EL INTRÉPIDO GRUMETE
Cierto es que muchos de los grandes hombres que han existido en el mundo llegaron a los más altos puestos partiendo de los principios más humildes, y siendo esto verdad en todos los órdenes de la vida, no puede dejar de serlo en la marina de guerra. Allá por los años de 1680 y en el pueblecillo de Bonchurch, en la isla de Wíght, un muchacho se hallaba trabajando en un pobre taller de sastrería, y, como su amo y maestro había salido, dejó la aguja y púsose a contemplar el mar, con lo cual entró en deseos de estar en cualquier sitio que no fuese la tienda. Era un pobre huérfano, y las autoridades de la parroquia lo habían dedicado al oficio de sastre.
Aconteció que mientras contemplaba las aguas acertó a doblar la punta más próxima una escuadra británica, que se acercó al puerto, y el muchacho, sin dudar un momento, tiró sus trebejos, salió de la tienda, corrió a la playa, y saltando a un bote bogó a toda prisa hacia el navío almirante de la escuadra.
La vida en la armada era entonces muy dura, por lo cual escaseaban los voluntarios; así es que, en cuanto el aprendiz manifestó sus deseos de alistarse, fue inmediatamente aceptado.
No pasó mucho tiempo sin que tuviese ocasión de ver un combate, porque a la mañana siguiente los navíos ingleses se avistaron con la escuadra francesa, y la lucha comenzó enseguida. El muchacho cumplió bien con su deber corriendo de un sitio a otro, ejecutando lo que le ordenaban e interesándose vivamente en los acontecimientos que a su vista se desarrollaban. Por fin, cuando el combate duraba ya bastante tiempo sin vislumbrarse señales de un resultado definitivo, el muchacho preguntó a un marinero:
-¿Cómo sabremos cuándo se nos rinde el enemigo?

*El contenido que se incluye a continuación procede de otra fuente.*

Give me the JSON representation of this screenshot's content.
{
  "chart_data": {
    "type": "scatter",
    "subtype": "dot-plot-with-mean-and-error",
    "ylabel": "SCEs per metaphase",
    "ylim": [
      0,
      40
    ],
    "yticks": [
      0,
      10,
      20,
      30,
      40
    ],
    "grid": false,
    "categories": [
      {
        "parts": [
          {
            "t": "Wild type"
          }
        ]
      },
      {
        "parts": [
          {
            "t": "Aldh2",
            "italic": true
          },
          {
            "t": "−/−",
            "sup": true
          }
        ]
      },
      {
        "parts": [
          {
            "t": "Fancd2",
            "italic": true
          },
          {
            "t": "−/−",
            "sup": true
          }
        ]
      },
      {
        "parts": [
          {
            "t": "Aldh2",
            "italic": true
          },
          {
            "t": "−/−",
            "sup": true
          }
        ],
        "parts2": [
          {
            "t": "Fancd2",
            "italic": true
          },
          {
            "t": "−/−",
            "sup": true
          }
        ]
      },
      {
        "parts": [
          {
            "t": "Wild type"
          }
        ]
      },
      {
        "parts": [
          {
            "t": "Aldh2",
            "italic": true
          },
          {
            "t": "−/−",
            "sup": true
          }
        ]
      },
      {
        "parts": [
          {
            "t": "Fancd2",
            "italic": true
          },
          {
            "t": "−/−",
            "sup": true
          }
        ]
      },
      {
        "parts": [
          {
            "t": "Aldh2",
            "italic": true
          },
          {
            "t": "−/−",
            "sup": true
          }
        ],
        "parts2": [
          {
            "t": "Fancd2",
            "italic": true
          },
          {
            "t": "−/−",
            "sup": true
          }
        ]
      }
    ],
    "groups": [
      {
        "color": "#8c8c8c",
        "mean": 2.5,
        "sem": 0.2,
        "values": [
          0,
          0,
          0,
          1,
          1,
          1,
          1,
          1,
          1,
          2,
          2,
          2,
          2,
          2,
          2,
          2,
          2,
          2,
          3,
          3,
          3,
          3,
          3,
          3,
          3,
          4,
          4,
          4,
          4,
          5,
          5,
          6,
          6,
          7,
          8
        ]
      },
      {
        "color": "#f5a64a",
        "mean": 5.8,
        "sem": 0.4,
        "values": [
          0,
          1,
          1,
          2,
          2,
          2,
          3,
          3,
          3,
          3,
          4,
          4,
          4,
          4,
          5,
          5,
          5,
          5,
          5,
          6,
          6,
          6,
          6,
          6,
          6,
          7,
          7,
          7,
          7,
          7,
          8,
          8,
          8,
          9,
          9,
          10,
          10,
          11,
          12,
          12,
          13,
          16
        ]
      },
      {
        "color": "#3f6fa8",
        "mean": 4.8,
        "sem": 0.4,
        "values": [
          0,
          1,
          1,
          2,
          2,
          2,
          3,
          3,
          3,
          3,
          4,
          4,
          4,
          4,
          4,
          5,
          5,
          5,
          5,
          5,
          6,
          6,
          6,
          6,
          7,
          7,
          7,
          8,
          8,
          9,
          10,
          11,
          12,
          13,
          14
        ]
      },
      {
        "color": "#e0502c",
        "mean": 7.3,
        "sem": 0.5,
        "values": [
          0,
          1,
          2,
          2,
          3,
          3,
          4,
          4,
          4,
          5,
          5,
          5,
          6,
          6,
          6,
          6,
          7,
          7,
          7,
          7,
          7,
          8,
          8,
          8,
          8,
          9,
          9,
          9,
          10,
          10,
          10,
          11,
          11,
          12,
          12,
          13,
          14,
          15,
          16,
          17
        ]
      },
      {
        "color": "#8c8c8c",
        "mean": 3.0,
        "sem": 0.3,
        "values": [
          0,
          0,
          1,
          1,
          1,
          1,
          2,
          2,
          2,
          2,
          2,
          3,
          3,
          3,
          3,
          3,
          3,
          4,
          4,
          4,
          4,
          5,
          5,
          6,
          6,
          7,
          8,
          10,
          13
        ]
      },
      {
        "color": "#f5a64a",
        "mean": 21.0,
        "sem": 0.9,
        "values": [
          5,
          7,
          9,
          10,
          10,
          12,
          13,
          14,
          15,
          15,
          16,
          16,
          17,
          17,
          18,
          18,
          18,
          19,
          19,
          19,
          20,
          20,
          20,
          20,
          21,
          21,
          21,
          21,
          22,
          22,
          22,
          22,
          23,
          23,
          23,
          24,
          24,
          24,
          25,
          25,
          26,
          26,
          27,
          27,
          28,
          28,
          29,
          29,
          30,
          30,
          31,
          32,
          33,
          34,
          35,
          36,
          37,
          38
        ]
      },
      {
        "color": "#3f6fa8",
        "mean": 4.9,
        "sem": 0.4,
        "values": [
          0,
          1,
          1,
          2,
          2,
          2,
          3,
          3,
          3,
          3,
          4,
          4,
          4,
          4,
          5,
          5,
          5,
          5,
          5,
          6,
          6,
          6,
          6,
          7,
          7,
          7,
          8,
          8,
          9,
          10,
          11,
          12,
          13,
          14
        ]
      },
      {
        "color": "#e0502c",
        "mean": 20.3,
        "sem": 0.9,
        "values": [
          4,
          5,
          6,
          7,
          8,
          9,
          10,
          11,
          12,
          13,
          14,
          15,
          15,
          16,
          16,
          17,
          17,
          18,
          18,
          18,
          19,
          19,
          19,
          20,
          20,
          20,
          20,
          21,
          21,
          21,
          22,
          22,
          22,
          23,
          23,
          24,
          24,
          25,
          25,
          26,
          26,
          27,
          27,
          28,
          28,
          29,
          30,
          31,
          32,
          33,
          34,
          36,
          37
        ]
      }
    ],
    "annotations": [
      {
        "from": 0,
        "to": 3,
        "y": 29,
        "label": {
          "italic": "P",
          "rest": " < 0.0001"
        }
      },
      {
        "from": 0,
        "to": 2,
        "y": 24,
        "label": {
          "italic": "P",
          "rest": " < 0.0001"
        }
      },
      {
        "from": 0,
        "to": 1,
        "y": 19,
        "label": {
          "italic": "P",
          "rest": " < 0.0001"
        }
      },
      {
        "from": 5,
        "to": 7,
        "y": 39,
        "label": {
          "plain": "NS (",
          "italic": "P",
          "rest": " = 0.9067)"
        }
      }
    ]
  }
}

-¡Oh! -replicó el marino señalando la insignia que ondeaba en el palo mayor del navío almirante- en cuanto arríen esa bandera, el enemigo cederá y nuestra será la victoria.
-¿Eso es todo? -exclamó el muchacho.
Y se marchó corriendo.
Por aquel tiempo los buques no peleaban, como hoy, a muchas millas de distancia y casi sin verse unos a otros. Se aproximaban mutuamente; y las tripulaciones de cada uno procuraban entrar al abordaje en el otro. El aprendiz de sastre saltó a la cubierta del navío almirante francés, que estaba junto al suyo, y sin ser visto, gracias al tumulto del combate, trepó ágilmente por una escalera de jarcias, se apoderó de la insignia almirante, arrollósela al cuerpo y descendió a cubierta sin ser visto ni por los marinos franceses ni tampoco por los ingleses.
Nadie había presenciado su intrépida acción; mas bien pronto notaron los ingleses que había desaparecido la bandera del navío almirante, y suponiendo que el enemigo se había rendido, se arrojaron con tal ímpetu a la cubierta del navío enemigo que los franceses, aterrados, desmayaron. Los artilleros abandonaron sus cañones, y en breves instantes el navío quedó en poder de los ingleses. Precisamente en el momento en que se aseguraba la victoria, el aprendiz mostró a sus camaradas la bandera cogida al enemigo.
Extendióse pronto la noticia y llevaron al muchacho, juntamente con su trofeo, a presencia del almirante, el cual admiró su bravura y denuedo, y lo promovió a la categoría de guardia marina. No es de extrañar que el muchacho capaz de tal acción alcanzase puestos distinguidos en la armada; y, en efecto, con el transcurso de los años llegó, ascenso tras ascenso, a la dignidad mayor de la armada británica y se hizo célebre con el nombre de almirante Hopson.